In 1927, a scientist known as Gilbert Rahm heated a tardigrade to temperatures up to 151°C. Once they were brought back to life after being left to cool down, they survived for 15 minutes. When the temperature increases, proteins and cell membranes separate and chemical reactions are put on halt. Like being frozen, the sugar trehalose needs to be present and synthesis in order to replace lost water and prevent further damage of their membrane. Exposing the tardigrades to extreme radiation can also show how tardigrades are mighty and unbeatable. Scientists found that Gamma rays could kill tardigrades at levels of 5,000-6,000 Gy, meanwhile for humans 7.5 Gy would kill. All of the above being said, it should be stated that it is costly to be in their tun state and poses some risks. When completely dried out, whether in scorching heat or trying to survive in the frozen conditions they become inactive and are no longer able to avoid dangers, such as predators, presented around them.
To infinity and beyond:
After years and years of research humans built technology in order to protect people in outer space. There is a lack of pressure, resulting in air being forced out of your lungs. There would be an expansion in gases being dissolved in body fluids, which would results in us being inflated. Veins and eardrums would burst, and blood would also begin to boil. Therefore, we humans would become unconscious in approximately 15 seconds without protection.
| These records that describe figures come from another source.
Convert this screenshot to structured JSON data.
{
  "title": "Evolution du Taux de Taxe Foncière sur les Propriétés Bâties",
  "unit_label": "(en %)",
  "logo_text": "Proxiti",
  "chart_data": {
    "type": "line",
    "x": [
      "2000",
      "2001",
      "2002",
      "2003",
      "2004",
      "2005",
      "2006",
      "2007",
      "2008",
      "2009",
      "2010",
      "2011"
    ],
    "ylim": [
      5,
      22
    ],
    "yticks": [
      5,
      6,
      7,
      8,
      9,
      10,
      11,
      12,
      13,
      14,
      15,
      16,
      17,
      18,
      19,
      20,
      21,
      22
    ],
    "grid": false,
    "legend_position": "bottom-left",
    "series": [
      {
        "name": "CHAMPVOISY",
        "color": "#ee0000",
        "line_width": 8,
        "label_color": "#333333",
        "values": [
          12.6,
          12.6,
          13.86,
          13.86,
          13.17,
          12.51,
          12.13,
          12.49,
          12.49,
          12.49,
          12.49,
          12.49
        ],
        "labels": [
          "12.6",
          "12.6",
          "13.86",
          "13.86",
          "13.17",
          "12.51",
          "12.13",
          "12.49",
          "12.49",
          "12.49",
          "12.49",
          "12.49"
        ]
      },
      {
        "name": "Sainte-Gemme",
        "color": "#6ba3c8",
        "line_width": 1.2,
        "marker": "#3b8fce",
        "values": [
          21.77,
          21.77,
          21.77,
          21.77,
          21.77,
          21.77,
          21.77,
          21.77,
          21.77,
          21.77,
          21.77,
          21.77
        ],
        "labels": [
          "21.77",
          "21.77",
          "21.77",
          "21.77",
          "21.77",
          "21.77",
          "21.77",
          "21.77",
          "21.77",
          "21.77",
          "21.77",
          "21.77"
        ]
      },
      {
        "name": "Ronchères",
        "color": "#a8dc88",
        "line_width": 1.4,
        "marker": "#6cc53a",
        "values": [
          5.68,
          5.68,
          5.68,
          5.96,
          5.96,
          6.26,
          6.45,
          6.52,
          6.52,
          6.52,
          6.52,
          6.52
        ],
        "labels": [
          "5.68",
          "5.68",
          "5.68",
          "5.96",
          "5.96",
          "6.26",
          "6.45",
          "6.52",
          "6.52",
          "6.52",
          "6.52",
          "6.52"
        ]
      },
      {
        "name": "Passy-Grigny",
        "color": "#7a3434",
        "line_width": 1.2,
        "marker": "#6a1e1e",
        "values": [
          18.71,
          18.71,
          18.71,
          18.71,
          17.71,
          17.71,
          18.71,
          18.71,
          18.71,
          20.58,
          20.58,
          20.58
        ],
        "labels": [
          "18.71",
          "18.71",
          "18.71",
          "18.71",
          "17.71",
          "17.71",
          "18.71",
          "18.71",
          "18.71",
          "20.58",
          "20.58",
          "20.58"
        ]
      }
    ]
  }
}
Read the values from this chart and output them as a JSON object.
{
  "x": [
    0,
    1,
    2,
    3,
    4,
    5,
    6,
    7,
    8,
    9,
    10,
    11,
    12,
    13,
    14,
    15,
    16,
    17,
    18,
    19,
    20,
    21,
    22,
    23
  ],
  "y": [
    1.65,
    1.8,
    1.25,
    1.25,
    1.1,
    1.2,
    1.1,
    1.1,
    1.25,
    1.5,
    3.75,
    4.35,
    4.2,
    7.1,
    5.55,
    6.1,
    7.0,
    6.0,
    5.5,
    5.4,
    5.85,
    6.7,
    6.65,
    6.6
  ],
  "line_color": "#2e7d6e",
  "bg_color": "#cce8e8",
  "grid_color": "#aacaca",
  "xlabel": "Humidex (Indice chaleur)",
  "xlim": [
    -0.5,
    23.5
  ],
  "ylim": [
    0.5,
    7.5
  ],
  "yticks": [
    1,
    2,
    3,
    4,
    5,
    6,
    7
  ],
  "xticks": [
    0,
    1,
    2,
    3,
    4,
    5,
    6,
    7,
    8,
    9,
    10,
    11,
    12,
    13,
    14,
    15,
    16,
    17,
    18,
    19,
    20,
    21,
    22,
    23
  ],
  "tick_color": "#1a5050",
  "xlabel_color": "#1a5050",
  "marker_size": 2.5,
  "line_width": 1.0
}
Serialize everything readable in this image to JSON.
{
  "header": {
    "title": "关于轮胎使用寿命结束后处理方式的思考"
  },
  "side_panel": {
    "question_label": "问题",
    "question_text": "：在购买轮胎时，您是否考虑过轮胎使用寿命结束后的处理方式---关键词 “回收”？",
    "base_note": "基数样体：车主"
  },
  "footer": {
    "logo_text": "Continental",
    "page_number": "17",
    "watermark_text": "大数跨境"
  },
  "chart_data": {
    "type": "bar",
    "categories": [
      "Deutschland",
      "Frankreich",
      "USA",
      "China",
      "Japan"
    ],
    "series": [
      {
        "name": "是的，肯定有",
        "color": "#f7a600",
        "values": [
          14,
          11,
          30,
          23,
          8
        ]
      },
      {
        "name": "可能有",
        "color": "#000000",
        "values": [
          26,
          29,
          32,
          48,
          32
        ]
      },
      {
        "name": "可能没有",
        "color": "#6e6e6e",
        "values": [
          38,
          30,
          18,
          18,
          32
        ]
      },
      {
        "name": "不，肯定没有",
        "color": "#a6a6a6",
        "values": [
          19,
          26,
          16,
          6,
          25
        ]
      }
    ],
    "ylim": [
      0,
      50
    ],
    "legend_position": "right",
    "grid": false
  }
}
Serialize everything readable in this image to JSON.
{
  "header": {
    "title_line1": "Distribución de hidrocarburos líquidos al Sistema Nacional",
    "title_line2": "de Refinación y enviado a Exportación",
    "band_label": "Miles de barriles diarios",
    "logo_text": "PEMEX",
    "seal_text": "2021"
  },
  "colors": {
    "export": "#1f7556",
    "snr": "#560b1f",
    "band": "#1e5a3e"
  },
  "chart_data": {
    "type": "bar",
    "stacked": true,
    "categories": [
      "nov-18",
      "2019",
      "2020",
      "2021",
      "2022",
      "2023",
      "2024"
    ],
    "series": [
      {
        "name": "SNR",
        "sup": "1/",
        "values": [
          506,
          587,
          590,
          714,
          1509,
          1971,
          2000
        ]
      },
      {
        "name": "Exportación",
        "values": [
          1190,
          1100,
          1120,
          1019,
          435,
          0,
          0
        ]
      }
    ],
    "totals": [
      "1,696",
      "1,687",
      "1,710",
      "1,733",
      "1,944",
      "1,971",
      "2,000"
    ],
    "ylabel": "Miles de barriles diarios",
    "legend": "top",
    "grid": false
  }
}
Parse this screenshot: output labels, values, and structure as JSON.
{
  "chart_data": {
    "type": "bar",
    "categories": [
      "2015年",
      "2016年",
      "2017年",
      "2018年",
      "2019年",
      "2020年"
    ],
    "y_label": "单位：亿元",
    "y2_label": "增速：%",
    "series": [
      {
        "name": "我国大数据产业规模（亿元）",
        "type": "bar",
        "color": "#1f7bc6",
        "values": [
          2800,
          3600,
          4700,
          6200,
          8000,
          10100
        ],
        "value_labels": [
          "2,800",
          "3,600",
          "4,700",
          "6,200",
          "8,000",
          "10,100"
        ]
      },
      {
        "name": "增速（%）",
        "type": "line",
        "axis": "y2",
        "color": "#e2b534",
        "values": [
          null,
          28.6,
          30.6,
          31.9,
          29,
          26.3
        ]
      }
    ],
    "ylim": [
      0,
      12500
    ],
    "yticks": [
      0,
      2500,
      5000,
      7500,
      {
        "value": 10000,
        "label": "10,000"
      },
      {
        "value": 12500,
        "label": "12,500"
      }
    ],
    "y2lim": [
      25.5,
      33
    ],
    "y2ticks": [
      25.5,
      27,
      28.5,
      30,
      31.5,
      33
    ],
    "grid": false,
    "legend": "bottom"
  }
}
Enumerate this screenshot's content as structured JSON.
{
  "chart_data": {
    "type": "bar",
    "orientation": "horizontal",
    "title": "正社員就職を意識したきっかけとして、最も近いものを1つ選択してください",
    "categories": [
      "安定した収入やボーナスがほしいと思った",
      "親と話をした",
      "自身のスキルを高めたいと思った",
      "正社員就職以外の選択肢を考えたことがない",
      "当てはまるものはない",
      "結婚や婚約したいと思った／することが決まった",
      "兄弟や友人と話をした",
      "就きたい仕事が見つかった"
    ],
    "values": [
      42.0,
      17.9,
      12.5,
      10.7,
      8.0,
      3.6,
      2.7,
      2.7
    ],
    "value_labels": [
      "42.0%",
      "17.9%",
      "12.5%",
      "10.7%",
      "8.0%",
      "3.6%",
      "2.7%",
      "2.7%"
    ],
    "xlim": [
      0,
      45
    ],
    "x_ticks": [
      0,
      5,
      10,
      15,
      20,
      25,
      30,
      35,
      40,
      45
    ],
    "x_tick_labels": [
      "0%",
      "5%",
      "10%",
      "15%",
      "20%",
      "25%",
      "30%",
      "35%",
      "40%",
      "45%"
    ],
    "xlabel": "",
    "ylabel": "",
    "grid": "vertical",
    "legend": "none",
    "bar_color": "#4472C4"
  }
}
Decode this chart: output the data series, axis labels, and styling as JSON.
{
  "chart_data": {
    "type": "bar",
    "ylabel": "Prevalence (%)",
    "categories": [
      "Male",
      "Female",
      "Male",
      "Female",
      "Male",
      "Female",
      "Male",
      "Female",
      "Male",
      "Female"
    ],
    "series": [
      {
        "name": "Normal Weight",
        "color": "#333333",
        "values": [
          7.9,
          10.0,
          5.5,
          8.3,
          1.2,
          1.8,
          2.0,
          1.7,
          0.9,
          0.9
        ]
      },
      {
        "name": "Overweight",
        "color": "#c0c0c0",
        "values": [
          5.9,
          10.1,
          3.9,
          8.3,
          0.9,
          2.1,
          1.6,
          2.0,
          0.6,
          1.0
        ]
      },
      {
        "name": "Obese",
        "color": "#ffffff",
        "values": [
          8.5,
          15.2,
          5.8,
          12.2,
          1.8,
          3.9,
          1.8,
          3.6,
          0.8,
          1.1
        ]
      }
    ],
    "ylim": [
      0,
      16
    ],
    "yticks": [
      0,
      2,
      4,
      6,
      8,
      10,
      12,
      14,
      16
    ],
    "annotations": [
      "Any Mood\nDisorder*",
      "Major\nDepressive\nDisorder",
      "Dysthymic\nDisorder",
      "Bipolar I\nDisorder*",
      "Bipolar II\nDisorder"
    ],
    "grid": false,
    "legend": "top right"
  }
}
Although, this is no deadly matter for the tardigrades. An investigation was conducted in 2007 where tardigrades in their tun state, were placed on a satellite dish then taken to outer space. The comic on the right shows in a comedic manner how the tardigrades use their tun state through cryptobiosis to survive. Blasting them into space left them unprotected to the extreme UV radiations from the sun and outer spaces almost ‘perfect vaccum’. The results showed many had survived the trip, some females even laid eggs which were normal in health. Evidently tardigrades can produce viable embryos even in the harshest of conditions. Surviving in low pressures as well as intense radiation shows why these animals are known as the master of survival.
Coming back from the dead may just be a fantasy to us mere humans and all other organisms but not for the mighty tardigrades. Humans can’t go a month without food, tardigrades can go a whole decade without food. Freeze them, desiccate them, boil them, starve them, pressurize them or better yet throw them into outer space; the water bears will survive and be back for more. Tardigrades are known for their effective indestructibility on Earth showing why they are the ‘Masters of survival’. Survival is their strength, so wish them luck as they will be here even after we are gone.